Furthermore they will pay very high rates of inheritance tax on
anything which they inherit from their step-parent, who is a "stranger
in blood" to them (i.e. not a blood relative).
So, to sum-up, when children eventually inherit property that was
bought by their parents en
tontine, on the death of the second spouse the children of that
spouse will inherit. If they are children of both spouses they will,
in effect, have "lost out" as they will receive their
tax-free allowance (abattement) only in the estate of the
second parent to die instead of receiving an allowance in the estate
of each parent. The situation is not the same with an unmarried
couple: while the tontine would still work to pass the property
to the survivor, the inheritance tax position would not be as for
a surviving spouse.
Finally, If there is a large difference in the ages of the parties
to the en tontine, (or if there are other reasons whereby
one party has a reduced life expectancy, or if the parties contribute
unequal shares of the purchase price), the French tax authorities
might try to classify the tontine as a gift and then apply taxes
under the heading of Lifetime Gifts
Lifetime Gifts - For the purposes of calculating the disposable
and reserved portions, all gifts can be added back into the estate
regardless of how long before death the gifts were made, and regardless
of the intention of the gifts. Having calculated the reserved
portion, if the value of the estate is inadequate, then a clawback
claim can be made against the gifts. The claim is made against
the most recent gift first, and so on.
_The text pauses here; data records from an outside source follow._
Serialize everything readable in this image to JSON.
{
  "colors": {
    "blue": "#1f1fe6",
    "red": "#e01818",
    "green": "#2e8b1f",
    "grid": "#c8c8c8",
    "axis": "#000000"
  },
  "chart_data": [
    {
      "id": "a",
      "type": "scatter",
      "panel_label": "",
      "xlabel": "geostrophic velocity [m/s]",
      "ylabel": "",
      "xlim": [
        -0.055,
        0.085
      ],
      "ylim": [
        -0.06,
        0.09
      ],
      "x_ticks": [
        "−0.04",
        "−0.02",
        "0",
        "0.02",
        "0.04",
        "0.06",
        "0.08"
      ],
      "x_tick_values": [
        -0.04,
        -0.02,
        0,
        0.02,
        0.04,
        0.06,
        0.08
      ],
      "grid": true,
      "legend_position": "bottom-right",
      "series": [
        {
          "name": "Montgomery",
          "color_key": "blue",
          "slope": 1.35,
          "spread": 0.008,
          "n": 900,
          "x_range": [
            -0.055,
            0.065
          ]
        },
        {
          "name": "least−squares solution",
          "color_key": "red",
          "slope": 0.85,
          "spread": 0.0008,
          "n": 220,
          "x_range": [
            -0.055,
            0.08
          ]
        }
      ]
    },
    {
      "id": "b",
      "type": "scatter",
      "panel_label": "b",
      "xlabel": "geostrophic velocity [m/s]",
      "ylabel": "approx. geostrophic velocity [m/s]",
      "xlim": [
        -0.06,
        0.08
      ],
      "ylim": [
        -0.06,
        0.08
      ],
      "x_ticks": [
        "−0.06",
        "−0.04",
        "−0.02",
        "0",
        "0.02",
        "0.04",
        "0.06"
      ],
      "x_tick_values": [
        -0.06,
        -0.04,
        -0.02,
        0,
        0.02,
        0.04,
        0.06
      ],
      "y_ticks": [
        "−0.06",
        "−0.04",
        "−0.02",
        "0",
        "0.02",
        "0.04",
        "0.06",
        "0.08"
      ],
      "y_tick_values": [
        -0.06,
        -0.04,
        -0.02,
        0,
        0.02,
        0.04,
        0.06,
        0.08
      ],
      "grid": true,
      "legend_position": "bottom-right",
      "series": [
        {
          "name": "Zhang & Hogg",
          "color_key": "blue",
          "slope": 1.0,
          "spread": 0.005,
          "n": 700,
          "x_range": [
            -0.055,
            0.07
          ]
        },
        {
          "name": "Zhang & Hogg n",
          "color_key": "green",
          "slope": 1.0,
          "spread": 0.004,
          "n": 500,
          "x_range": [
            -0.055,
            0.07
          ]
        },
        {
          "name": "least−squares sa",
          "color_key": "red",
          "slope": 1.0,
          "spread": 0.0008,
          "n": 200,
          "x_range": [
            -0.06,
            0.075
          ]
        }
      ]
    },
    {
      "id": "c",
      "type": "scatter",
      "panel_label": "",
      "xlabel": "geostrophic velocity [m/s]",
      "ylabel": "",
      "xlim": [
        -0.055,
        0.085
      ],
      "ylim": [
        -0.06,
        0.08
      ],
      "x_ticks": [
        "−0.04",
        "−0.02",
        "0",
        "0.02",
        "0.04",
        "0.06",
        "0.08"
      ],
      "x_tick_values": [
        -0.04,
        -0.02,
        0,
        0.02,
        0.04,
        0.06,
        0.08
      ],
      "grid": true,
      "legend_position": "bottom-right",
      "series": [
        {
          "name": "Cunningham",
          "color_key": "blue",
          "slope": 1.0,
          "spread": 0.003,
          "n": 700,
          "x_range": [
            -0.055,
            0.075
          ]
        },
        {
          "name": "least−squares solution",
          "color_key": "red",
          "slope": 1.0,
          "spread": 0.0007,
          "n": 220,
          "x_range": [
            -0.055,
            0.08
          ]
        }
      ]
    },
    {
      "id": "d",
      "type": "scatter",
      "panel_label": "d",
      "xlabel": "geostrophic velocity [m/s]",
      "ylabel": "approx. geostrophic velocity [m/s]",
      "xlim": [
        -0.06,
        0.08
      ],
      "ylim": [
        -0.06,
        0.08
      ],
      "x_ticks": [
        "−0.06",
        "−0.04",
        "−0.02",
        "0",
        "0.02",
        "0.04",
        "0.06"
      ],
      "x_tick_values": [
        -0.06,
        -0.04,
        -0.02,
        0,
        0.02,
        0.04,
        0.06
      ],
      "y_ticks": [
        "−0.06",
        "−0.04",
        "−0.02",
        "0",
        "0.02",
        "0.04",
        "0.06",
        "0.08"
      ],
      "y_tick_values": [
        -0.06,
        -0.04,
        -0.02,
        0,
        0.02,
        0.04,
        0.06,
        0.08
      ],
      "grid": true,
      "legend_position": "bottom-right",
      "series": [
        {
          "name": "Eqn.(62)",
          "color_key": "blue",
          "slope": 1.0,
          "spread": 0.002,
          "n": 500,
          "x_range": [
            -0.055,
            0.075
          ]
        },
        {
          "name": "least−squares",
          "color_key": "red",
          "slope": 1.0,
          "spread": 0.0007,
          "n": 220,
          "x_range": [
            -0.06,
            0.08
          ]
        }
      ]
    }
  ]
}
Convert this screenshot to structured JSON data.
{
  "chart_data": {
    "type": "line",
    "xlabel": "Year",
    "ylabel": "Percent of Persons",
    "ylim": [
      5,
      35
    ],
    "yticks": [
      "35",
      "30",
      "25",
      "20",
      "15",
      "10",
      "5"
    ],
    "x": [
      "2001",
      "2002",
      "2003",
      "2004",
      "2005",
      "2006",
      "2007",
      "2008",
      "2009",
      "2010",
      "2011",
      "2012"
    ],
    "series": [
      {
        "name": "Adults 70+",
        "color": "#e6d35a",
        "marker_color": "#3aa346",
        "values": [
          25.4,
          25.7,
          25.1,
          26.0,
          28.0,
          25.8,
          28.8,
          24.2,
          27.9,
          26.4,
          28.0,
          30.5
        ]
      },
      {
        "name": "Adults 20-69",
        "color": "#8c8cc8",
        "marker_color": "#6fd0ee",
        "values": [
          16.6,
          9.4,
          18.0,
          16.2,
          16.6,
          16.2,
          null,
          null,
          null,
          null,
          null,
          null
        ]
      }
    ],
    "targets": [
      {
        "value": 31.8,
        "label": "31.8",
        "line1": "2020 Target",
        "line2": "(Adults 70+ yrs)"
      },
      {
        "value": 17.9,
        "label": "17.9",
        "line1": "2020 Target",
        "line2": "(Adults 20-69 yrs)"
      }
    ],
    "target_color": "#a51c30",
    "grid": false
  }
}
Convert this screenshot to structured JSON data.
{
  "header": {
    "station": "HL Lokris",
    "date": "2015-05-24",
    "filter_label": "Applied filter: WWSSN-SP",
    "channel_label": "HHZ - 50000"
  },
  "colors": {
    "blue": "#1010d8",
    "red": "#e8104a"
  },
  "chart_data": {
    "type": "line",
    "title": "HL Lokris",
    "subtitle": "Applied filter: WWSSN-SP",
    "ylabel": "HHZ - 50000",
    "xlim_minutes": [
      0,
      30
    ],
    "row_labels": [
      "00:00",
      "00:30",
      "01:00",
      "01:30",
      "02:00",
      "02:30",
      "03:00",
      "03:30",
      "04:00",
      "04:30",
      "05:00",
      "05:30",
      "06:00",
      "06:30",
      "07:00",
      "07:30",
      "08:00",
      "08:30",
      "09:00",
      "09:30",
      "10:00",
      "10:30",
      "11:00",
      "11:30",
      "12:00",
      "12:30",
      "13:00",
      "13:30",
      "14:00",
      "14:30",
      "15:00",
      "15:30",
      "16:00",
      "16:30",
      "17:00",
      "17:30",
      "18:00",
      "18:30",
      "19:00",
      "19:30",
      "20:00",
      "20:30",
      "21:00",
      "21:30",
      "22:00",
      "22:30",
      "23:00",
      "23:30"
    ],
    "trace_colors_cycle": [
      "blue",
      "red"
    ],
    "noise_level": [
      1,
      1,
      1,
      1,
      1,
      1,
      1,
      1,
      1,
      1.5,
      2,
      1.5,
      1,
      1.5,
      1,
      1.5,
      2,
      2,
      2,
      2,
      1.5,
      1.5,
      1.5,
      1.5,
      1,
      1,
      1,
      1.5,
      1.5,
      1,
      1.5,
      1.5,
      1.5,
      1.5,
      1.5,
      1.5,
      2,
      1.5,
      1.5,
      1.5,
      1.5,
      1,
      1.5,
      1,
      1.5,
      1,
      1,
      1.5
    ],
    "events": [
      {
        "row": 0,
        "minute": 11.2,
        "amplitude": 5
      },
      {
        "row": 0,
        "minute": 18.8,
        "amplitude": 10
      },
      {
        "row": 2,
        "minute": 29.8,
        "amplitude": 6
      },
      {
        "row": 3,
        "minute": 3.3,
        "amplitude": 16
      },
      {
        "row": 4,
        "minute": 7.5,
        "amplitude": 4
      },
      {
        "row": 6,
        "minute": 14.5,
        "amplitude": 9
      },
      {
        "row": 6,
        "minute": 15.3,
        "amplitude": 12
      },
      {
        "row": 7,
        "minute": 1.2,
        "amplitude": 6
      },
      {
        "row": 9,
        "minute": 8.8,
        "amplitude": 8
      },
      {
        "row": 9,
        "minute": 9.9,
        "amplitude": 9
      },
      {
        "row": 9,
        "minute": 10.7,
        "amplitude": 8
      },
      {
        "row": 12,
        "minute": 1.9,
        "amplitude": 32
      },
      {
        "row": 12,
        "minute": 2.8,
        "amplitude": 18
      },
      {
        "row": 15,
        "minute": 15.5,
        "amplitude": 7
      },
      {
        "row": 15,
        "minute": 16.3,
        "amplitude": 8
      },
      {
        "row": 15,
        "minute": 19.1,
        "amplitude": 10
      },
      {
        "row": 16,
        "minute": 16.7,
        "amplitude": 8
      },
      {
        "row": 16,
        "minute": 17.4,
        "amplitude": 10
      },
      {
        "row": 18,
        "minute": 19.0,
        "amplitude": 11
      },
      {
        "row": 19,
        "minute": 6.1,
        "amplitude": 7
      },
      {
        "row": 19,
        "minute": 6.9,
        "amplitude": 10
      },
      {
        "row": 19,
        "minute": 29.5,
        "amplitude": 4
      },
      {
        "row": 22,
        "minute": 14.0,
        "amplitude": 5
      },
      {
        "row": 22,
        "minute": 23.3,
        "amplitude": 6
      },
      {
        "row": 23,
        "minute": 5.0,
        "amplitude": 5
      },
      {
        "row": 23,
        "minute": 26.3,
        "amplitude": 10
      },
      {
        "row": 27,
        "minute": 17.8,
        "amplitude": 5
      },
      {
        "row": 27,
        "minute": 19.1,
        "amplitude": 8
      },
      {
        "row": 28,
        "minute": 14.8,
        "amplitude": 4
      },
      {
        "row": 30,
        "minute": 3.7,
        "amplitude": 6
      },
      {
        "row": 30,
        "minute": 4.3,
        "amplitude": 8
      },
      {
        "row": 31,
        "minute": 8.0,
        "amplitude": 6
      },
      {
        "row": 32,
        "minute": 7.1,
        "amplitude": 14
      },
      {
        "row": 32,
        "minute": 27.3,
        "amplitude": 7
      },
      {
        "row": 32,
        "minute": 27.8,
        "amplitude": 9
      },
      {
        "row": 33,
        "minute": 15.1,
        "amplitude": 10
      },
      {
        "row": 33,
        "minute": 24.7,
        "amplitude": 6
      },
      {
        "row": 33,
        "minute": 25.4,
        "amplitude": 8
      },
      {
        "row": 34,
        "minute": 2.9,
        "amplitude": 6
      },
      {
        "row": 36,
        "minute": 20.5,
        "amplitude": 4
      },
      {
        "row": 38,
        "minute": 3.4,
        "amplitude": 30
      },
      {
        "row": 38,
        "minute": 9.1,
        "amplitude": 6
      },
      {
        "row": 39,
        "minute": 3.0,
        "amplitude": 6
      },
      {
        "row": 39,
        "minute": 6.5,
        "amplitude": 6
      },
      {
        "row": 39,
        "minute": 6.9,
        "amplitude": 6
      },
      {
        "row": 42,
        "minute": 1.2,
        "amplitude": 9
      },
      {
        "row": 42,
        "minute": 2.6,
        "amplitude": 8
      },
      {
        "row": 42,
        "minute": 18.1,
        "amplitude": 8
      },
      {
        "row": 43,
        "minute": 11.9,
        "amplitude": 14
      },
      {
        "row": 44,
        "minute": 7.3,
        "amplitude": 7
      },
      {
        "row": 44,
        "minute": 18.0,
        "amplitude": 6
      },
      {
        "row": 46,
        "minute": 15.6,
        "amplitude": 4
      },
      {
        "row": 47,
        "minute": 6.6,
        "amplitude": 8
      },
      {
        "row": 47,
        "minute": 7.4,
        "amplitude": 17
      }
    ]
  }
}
Gifts could include gifts
made into trust. In other words, gifts made years before the donor
dies could be reclaimed under French law.
The situation is different with an unmarried couple: while the en
tontine would still work to pass the property to the survivor,
the inheritance tax position would not be as or a surviving spouse.
In this case, on the first death, the deceased's share of the property
due to the survivor, would pass to them in accordance with the law
on gifts to non-relatives. At present, this means that the survivor
would pay inheritance taxes at a rate of 60% with a tax-free allowance
of just €1,500 on their inherited share.
As we stated at the beginning of this page, the whole subject
of taxation in France is a bit of minefield. As such, it is not
really the remit of this website.
As with all the content on this website, information on this
page is for your general guidance only. We feel it is essential
that you seek professional advice from recognised experts, when
dealing with such matters as taxation and making a Will.